DS: The song is billed to the Texas Red Dirt Choir, but there’s also an actual gospel choir on the song. How did they get involved?
KH: We told Clayton Horn, the producer on the project, that we knew we wanted all of our friends to come in and sing a line in the song, and that we wanted everyone to sing along on the choruses. One of the things Roger said was “I want it to feel more gospel,” and we kept working on the song to get it where it had that feel. One of the things we told Clay as we were going into the studio was, “Do you think you can find some members of a gospel choir to come in and help us set the tone for the song?” And he said he knew the perfect people, and he brought in a group of five amazing singers that took the project to a whole new level.

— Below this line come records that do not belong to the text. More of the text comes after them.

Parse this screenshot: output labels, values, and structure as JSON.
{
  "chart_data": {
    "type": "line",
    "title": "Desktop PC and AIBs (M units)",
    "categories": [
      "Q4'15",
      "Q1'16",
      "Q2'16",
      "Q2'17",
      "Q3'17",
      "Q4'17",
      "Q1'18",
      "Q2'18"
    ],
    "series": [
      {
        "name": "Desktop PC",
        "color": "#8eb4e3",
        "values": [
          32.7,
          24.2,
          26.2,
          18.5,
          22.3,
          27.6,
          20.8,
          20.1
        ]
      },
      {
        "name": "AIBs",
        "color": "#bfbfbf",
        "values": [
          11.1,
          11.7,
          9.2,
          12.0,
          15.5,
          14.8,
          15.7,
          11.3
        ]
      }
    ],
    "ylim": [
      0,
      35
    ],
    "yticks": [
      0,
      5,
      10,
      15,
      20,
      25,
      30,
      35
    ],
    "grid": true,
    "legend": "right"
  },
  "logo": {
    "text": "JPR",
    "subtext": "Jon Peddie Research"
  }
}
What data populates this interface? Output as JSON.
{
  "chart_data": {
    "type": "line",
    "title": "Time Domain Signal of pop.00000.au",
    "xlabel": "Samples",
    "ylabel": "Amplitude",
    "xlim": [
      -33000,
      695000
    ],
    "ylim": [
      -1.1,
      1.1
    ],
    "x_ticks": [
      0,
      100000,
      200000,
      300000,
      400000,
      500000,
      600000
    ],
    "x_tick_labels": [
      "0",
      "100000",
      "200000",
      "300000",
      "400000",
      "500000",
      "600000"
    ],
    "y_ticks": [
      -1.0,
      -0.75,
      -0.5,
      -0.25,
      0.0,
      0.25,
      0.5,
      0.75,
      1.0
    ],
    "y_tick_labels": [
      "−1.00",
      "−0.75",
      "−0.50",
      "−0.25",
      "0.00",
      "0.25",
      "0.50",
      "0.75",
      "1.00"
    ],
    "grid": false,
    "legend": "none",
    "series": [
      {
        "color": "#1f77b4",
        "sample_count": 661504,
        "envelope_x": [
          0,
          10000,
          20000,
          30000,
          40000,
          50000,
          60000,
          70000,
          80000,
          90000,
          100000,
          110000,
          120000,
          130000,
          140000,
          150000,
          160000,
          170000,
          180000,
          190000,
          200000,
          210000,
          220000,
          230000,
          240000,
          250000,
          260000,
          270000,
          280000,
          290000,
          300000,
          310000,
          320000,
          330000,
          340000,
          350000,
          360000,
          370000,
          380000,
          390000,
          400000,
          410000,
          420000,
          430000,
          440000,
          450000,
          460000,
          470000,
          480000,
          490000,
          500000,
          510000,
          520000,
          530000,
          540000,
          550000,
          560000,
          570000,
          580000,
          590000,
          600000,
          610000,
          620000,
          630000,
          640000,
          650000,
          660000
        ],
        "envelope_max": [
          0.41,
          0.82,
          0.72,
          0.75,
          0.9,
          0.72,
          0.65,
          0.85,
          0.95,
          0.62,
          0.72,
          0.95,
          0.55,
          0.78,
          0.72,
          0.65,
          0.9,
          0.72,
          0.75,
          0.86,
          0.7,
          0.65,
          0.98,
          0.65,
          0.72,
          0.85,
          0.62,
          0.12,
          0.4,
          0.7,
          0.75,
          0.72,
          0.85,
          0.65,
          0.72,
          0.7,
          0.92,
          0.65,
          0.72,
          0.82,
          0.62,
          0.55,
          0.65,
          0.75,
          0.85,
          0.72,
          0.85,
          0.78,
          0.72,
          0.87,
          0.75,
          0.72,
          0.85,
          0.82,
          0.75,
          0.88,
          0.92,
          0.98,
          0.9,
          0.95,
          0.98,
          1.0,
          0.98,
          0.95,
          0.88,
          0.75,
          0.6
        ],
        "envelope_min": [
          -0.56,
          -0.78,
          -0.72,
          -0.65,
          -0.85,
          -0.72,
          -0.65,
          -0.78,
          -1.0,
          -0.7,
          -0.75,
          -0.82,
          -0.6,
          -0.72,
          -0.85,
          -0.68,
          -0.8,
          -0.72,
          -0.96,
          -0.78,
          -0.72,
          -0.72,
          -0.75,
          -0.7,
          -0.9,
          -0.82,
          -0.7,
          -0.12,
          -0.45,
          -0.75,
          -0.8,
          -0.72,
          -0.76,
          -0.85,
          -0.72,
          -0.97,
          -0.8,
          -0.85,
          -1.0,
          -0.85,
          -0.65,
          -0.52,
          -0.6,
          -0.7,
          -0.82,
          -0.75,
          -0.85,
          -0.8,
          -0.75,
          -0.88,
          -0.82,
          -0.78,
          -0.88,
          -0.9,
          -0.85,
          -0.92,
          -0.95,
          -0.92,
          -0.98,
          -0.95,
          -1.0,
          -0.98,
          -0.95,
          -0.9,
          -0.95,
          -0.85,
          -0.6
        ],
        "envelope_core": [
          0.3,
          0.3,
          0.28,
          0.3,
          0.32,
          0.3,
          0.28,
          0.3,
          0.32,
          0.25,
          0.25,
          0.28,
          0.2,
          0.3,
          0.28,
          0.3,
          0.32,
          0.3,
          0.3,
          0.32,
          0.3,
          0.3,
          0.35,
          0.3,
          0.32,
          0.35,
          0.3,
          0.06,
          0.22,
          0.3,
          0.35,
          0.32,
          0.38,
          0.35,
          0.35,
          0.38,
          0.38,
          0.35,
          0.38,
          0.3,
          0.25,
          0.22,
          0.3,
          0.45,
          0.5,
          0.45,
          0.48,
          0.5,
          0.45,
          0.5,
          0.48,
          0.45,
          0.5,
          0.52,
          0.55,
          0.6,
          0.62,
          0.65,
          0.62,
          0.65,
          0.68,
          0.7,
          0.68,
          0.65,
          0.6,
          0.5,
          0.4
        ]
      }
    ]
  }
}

RC: They were from Clay’s church. They set the tone for the project when we got there. They were the first ones to come in and sing. After hearing the song and picking up a couple parts, I could see that they were becoming very emotional too. They went into the other room and had a prayer before they began recording.
KH: They prayed that studio down, man, which was great, because then all our buddies showed up.
DS: What’s the state of the Texas Red Dirt community like these days? Was getting everybody together like this a special occasion, or was it just like any other Friday night?
RC: Those of us who tour full-time, we’re all guilty of putting our heads down and just plowing ahead. Very seldom do we get to pay much attention to our friends, and then occasionally we’ll play big festivals and get to hang out. But an event like this, as far as I know, has never happened. We’re all good friends, but to all come together like this is something new.
KH: It became more clear to me how special it was after the studio session. For hours, there were texts going back and forth in the group text, from some of the biggest names in independent Texas music, just talking about how amazing it was and how glad they were that they got to participate. Speaking to the historical nature of the gathering, Kevin Fowler sent a text that said, “That was epic, thank you for letting me be a part of this historic event.”
DS: What do you want people to take away from the song?
RC: In a world that seems tragic, particularly as we watch storm after tragedy after hurricane after earthquake, it’s really nice to see people loving each other. I feel like this song highlights that. It’s a little bit of a morale booster.
KH: When it’s not on the news every day, or you’re not seeing something as strange as water on the freeways in Houston, there’s the longer-lasting part of the equation: the repair, getting homes back to where they’re livable and they don’t have mold, working through the bureaucratic channels of insurance, and trying to get your life together. My hope is that the song might just remind people that there’s going to be a recovery and a resurrection, and it’s going to be better than it was before after things are rebuilt and restored. I hope it gives people hope—not just in humanity, but maybe also in their circumstances.